Aujourd’hui 03 Avril, débute la grève pour le maintien du statut des agents de la SNCF et pour s’opposer à la transformation des EPIC en SA. Le rapport SPINETTA me rappelle la transformation de France Télécom. Le gouvernement Jospin avait mis un terme à cette longue transformation de l’entreprise en la privatisant. Nous n’avions pas su, à l’époque, réagir contre ce rouleau compresseur qui était actionné par les libéraux européens. A l’époque, c’est-à-dire en Juillet 1996, nous ne connaissions pas les conséquences de l’ouverture à la concurrence qui était programmée le 1° Janvier 1998. Nous ignorions aussi ce que signifiait pour le personnel, l’ouverture du capital de 1997. En Septembre 2004, le gouvernement Jospin a cédé les actions qu’il possédait et l’Etat est passé sous la barre des 50% d’actions détenues. Aujourd’hui l’Etat ne possède plus que 24% des actions et se satisfait comme tout actionnaire d’une bonne rémunération. Les conséquences sociales nous les connaissons tous, suicides en série ou tentatives de suicide. Notre triste PDG, Didier Lombard, avait qualifié cet épisode, d’épidémie, ignorant qu’il avait mis en place ACT, anticipation et compétences pour la transformation. Ce plan avait abouti au départ de 29000 agents en 4 ans. Ces départs forcés avaient été pour l’ensemble du personnel de l’entreprise un crève-cœur. Les conséquences sur le service public sont énormes, la seule logique de l’entreprise c’est la loi du marché. Aujourd’hui les agents de la SNCF connaissent le processus et les experts qui en minimisent la portée sont de mauvaise foi.

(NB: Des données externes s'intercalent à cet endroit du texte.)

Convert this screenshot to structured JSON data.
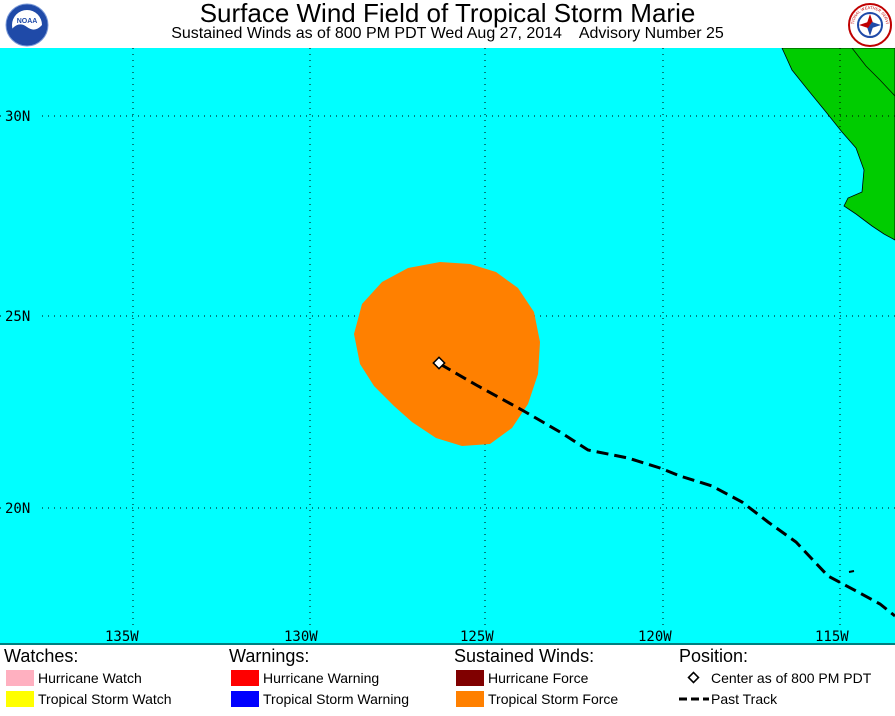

A l’heure actuelle, nous ne pouvons pas savoir s’il y aura convergence des luttes mais elle est espérée. Cependant cette convergence si elle est souhaitée, elle ne se décrète pas.

Bien sûr nous étions cette veille de Pâques dans la lutte avec les salariés de Carrefour. Bien sûr nous ne supportons pas qu’une entreprise fasse des bénéfices et supprime 25000 emplois. Les retraités, la fonction publique, les EHPAD ont mené une lutte et la dernière manifestation du 22 Mars a été un succès. Il faut surtout et par-dessus tout garder l’espoir de mette fin au libéralisme, à la casse du service public et à l’austérité. Mes Camarades si nous y croyons, nous pouvons mettre les libéraux en échec.

La réussite est proche et elle est au prix de sacrifices individuels. L’avenir du salariat dépend de notre réussite.